Lecture en cours #1

En ce moment, je lis un très beau roman de Rhéa Galanaki: L’ultime humiliation. Cet extrait m’a particulièrement marquée:

Il prit une profonde inspiration pour se donner du courage. « Vous le savez tous, et toi aussi, qui n’as jamais failli, le soulèvement de l’École polytechnique – votre insurrection – a été un acte sacré, mais dont le sens s’est perdu dans l’Histoire et qui, surtout, a vu ses idéaux trahis de toutes parts – même si un régime démocratique a succédé à la junte, ce qui a été une très bonne chose. Pourtant, de quelle démocratie parlons-nous aujourd’hui, maman? La démocratie se réduit-elle à l’acte d’élire des gouvernants? La Grèce n’a-t-elle pas été détruite par les deux partis qui se sont succédé au pouvoir? Ce n’est pas que la gauche – je veux dire la gauche parlementaire – ne soit pas fautive: en tant force d’opposition, elle a aussi joué un rôle, mais elle n’a pas été récemment aux affaires. Pourtant, toi aussi tu le sais, maman, la responsabilité de la ruine d’un pays n’est pas divisible en parts égales; ces différents niveaux de responsabilités ne sont pas des morceaux de nourriture également répartis dans un plat. C’est la majorité des Grecs et, parmi eux, les plus honnêtes et les plus fragiles, qui ont été ruinés par la crise et non les escrocs qui, eux, n’ont pas perdu un seul centime, ou alors le moins possible, et dont certains se sont peut-être même enrichis sur le dos des plus faibles.

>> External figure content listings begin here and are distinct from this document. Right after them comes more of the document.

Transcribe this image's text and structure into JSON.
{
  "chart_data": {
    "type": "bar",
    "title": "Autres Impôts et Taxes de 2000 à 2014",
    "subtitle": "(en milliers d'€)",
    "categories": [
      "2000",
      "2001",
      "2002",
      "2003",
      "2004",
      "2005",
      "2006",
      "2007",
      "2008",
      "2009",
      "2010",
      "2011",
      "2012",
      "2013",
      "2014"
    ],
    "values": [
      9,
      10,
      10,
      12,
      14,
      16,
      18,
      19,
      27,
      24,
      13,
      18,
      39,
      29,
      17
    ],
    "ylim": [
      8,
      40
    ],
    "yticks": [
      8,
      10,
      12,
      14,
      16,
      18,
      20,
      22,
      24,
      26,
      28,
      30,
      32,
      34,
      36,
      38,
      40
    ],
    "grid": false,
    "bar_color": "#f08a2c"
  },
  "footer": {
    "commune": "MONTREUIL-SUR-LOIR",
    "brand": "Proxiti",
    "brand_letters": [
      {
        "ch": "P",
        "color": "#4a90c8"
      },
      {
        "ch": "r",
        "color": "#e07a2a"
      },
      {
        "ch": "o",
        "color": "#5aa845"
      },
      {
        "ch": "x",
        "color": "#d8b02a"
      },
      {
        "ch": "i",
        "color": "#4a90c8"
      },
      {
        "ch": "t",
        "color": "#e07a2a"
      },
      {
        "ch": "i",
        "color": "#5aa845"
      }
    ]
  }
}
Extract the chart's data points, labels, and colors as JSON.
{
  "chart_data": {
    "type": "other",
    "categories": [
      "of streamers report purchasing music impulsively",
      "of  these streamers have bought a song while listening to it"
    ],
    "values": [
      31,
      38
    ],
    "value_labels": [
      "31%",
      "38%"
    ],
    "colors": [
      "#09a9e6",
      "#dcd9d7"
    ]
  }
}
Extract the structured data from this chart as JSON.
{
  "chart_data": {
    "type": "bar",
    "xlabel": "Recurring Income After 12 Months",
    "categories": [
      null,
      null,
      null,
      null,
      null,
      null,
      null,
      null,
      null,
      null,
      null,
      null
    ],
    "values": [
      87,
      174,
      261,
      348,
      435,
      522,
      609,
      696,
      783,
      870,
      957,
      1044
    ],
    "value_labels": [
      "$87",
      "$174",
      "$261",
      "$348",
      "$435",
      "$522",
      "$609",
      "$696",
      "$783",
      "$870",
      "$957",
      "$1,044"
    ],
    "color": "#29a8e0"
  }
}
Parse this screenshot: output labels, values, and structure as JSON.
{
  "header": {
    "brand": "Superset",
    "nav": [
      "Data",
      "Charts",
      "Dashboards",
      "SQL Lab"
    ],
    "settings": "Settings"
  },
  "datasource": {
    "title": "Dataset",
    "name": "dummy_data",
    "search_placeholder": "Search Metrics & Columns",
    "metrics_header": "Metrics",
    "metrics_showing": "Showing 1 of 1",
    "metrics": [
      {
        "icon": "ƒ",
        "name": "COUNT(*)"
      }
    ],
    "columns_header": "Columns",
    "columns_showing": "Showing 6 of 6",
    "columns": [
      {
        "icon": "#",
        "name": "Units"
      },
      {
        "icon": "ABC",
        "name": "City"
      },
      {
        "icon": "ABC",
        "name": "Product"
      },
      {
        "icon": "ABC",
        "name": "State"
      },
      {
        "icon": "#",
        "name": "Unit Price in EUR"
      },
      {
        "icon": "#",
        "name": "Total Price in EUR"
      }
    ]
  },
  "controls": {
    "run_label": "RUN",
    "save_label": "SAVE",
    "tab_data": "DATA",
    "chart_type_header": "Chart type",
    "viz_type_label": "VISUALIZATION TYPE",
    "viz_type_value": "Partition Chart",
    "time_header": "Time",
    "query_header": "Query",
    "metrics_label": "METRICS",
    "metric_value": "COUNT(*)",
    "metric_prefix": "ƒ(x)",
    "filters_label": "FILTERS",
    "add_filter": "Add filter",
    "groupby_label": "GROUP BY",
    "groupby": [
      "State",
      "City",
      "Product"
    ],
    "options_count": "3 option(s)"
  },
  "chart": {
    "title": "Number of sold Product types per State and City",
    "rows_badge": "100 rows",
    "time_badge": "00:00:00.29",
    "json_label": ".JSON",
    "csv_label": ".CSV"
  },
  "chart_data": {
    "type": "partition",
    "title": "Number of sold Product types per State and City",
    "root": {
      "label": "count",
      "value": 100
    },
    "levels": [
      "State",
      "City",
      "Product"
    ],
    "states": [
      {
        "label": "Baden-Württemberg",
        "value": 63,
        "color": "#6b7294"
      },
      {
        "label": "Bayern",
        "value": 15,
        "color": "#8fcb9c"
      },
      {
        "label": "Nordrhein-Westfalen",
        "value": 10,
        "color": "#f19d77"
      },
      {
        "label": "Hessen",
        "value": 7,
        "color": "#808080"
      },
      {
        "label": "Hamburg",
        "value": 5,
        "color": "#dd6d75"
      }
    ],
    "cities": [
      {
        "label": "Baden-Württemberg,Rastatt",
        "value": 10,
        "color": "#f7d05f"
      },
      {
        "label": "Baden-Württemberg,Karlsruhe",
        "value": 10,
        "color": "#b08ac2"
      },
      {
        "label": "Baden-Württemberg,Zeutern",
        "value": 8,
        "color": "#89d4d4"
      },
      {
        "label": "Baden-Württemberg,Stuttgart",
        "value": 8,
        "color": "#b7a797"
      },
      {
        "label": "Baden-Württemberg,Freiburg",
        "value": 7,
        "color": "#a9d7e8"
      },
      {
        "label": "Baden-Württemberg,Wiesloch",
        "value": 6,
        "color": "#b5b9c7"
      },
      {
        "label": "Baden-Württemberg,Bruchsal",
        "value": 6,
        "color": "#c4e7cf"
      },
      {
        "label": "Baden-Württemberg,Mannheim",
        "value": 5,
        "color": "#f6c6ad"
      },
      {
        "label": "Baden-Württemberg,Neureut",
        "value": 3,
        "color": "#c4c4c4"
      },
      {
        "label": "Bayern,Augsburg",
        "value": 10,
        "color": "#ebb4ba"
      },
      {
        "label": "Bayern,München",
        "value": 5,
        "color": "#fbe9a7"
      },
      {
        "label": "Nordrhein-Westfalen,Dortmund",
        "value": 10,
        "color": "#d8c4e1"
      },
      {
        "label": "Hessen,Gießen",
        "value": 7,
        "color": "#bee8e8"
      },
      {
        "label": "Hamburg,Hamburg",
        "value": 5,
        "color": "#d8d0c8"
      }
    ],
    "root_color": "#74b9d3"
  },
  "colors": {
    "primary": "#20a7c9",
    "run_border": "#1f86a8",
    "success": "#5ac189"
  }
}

Maman, comment les gens pourraient-ils ne pas se révolter – tout comme vous vous êtes révoltés il y a de cela cinquante ans – quand ils sont confrontés au spectacle sans précédent de la ruine du pays? Dis-le-moi en toute sincérité: comment penses-tu que cela soit possible? Même si le régime actuel n’est pas une dictature militaire, ce que j’ai tendance à penser moi aussi, réfléchis donc l’espace d’un instant, maman: est-ce pour cette démocratie des nantis et des rares privilégiés, est-ce pour cette toute-puissance de l’argent, qui détruit tous les peuples d’Europe, qui rogne un à un les droits sociaux acquis au prix de longues luttes, dis-moi, maman, est-ce pour cette démocratie-là que vous avez versé votre sang? Je ne peux pas le croire. Du reste, à l’époque, lors de votre soulèvement d’un autre temps, même si les représentants de votre génération sont encore en vie, vous aussi aviez mis le feu aux poudres dans les rues, vous aussi aviez brûlé des voitures, des trolleybus, des poubelles et tout ce que vous trouviez devant vous, pour bloquer les artères d’Athènes. Je suis d’accord avec vous, vous vous en êtes tenus là: vous n’avez pas incendié d’édifices symboliques, vous n’avez pas laissé des bandes de parasites piller des commerces et, surtout, vous n’avez connu d’autres morts que les héros ayant résisté à la junte. Mais assiste-t-on toujours à l’éternel retour du même, maman? Tout n’est-il pas différent, maintenant? Réponds aussi à cette question, maman: chaque soulèvement n’engendre-t-il pas d’une certaine manière une destruction différente? Maman, regarde-moi, je ne suis plus un enfant désormais. Peut-être n’es-tu pas d’accord, parce que je te pose cette question en cet instant, alors que ma main armée est en train de faire vaciller le monstre, tandis qu’à d’autres moments plus calmes, pus propices à une discussion paisible, tu pourrais peut-être – qui sait?- te rallier à mes vues. Moi aussi j’ai aimé le septième art, maman. Mais qu’est-ce que l’incendie d’un cinéma au regard des dizaines de suicides de ces dernières années, au regard de ces vies brisées à jamais, au regard de ces gens chassés de leur foyer par la crise, de ces personnes âgées que la maigre retraite a poussées à la mendicité, de ces jeunes qui n’ont plus de travail en Grèce, qui partent à l’étranger en chercher un, qui fuient pour ne plus jamais revenir? Et ne me dis pas que je te sermonne: je ne fais que te raconter la souffrance de mon temps. Je suis un adulte maintenant, maman ».

Tel un enfant qui ne veut pas en démordre, il se mit à pleurer à chaudes larmes.